The Importance of Time Management for Educators
Effective lesson planning, strategic time management and efficient classroom management will pay dividends – not just for you but for your students as well.
It will free up time from routine administrative tasks, which you can dedicate to offering personalised student support and enhancing learning outcomes while ensuring a healthy work-life balance for yourself. Effective time management is key to supporting student success.
To find out how Promethean can help you enhance your time in the classroom, contact us today for a free quote.
FAQs about Time Management for Educators
What are the biggest time management challenges for teachers?
Some of the most common time management challenges for teachers are overloaded schedules, the need to constantly switch tasks, accounting for diverse learning styles, and overcoming personality traits that don’t typically lend themselves to efficient time management.
What are some signs that poor time management is affecting my teaching?
If the pace of your lessons feels rushed, or you find that you often have lots of free time at the end of a lesson, this may be a sign that your time management skills could benefit from improvement. Other signs might include irritability during classes and high levels of stress.
Can time management help with student behaviour?

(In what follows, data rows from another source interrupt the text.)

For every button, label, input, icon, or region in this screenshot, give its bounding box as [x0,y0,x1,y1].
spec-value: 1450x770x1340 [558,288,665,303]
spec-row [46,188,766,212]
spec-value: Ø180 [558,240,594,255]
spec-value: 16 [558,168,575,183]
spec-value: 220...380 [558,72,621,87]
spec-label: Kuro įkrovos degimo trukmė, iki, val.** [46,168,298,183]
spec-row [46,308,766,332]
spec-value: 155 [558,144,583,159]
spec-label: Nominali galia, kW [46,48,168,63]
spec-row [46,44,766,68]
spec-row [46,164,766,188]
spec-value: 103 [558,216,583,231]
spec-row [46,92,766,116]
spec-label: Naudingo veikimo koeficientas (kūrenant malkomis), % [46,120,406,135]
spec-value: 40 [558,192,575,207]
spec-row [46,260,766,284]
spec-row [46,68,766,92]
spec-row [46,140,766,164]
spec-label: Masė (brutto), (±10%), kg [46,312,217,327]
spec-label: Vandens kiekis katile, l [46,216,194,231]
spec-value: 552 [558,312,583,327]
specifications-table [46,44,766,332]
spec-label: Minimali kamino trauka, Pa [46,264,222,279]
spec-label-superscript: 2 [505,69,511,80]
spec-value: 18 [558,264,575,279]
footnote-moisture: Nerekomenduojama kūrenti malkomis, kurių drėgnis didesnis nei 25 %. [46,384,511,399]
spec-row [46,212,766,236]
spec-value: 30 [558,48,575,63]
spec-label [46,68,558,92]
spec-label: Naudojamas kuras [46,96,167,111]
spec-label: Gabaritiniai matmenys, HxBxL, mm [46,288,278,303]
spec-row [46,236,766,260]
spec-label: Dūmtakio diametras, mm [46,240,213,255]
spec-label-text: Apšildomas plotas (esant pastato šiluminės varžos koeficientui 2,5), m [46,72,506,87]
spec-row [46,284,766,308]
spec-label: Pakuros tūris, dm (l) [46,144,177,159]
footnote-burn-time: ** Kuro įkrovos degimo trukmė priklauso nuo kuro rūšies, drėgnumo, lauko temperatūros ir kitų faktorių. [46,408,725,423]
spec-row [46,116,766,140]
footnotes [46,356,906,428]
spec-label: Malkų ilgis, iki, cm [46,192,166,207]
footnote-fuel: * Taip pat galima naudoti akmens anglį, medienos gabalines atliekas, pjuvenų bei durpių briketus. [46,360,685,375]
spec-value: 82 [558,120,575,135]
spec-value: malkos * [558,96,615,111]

Many students benefit from structure and knowing what to expect throughout the day or even during an individual lesson, meaning that effective time management can benefit student behaviour. It can also reduce stress for students, as well as providing you with the time you need to offer better support to individuals.
Is it worth investing time in learning a new tool or system mid-year?
The key to learning a new tool or system mid-year is building time into your annual schedule to account for professional development. If you haven’t already done this, then you may find learning to use a new tool to be stressful to manage alongside your existing workload.
What are the 5 P’s of classroom management?
The 5 P’s of classroom management are prompt, prepared, productive, polite, positive.
Prompt – starting and ending activities on time:
Preparedness – being organised and having resources ready in advance.
Productive – reduce distractions and set clear expectations.
Polite – encouraging respect and supportive behaviours among learners.
Positive – inspiring confidence in learners and encouraging an inclusive, safe atmosphere.
What are some common teacher time management strategies?
Some of the most popular time management strategies for teachers include prioritisation, time blocking, planning for crises and the unknown, using technology such as interactive displays, drawing on existing resources, and setting firm boundaries.